Melalui pameran ini, publik diajak menelusuri berbagai cerita yang membentuk perjalanan PERSIB selama lebih dari sembilan dekade. Sebanyak 95 karya dan objek dipamerkan, mulai dari karya seni rupa, instalasi visual, mural, arsip sejarah, memorabilia, jersey bersejarah, hingga berbagai ruang tematik yang merekam hubungan erat antara klub, Bobotoh, dan Kota Bandung.
Deputy CEO PT PERSIB Bandung Bermartabat, Adhitia Putra Herawan, mengatakan bahwa Cultura PERSIB merupakan bentuk penghormatan terhadap perjalanan panjang yang telah dilalui klub bersama para pendukungnya.
“Pencapaian yang diraih PERSIB dalam beberapa musim terakhir bukan hanya milik klub, melainkan milik seluruh Bobotoh dan masyarakat yang selama ini tumbuh bersama PERSIB. Karena itu, Cultura PERSIB kami hadirkan sebagai ruang untuk merayakan perjalanan tersebut bersama-sama,” ujarnya.
Menurut Adhitia, pameran ini juga ingin menunjukkan bahwa di balik setiap pertandingan dan trofi, terdapat sejarah, kreativitas, nilai-nilai, serta ikatan emosional yang membentuk hubungan kuat antara PERSIB dan masyarakat Bandung.

Sementara itu, Owner Grey Art Gallery, Elia Yoesman, menilai PERSIB telah berkembang menjadi salah satu fenomena budaya paling berpengaruh di Kota Bandung. Kehadirannya tidak hanya terasa di stadion, tetapi juga hidup dalam berbagai ruang sosial dan kreatif masyarakat.
“Melalui keterlibatan para seniman, kreator, dan kontributor dari berbagai latar belakang serta hadirnya 95 karya dan objek dalam pameran ini, kami ingin memperlihatkan bagaimana PERSIB telah menjadi sumber inspirasi yang melampaui sepak bola dan berkembang menjadi bagian dari identitas budaya kota,” kata Elia.

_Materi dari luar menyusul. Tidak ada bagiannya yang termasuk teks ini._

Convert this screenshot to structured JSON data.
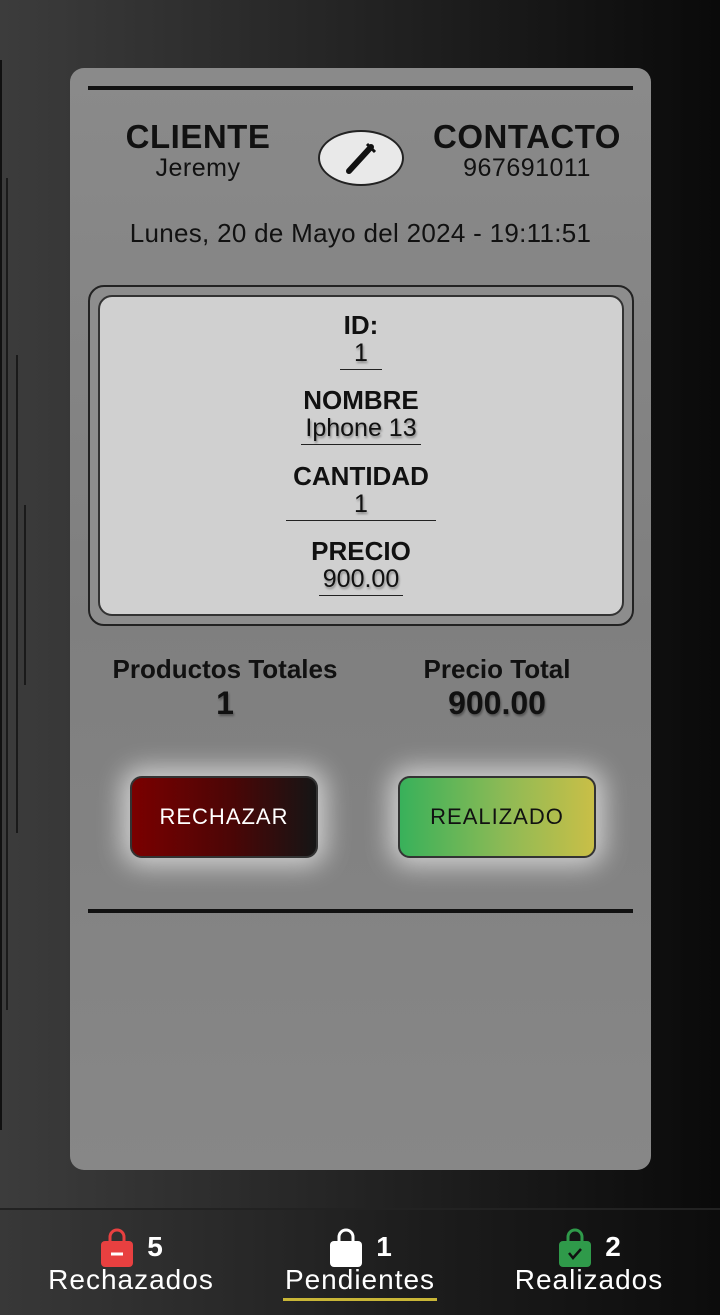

Tak hanya menghadirkan karya-karya visual, Cultura PERSIB juga akan diramaikan dengan beragam program publik seperti diskusi, talkshow, gathering komunitas, hingga aktivitas kreatif lainnya. Berbagai kegiatan tersebut diharapkan dapat menjadi ruang dialog antara seni, sepak bola, dan komunitas yang selama ini tumbuh bersama PERSIB.
Pameran ini melibatkan puluhan seniman dan kreator melalui skema Invitation Artist, Open Call Artist, serta Contribution Artist. Beragam perspektif yang dihadirkan menjadi gambaran bagaimana PERSIB telah melampaui statusnya sebagai klub sepak bola dan menjelma menjadi bagian dari memori kolektif masyarakat Bandung lintas generasi.
Lebih dari sekadar ruang pamer, Cultura PERSIB menjadi titik temu antara sejarah, kreativitas, dan kebersamaan. Sebuah perayaan atas perjalanan panjang klub yang dibangun bukan hanya oleh kemenangan di atas lapangan, tetapi juga oleh cerita, kenangan, dan keterikatan yang terus hidup di tengah masyarakat.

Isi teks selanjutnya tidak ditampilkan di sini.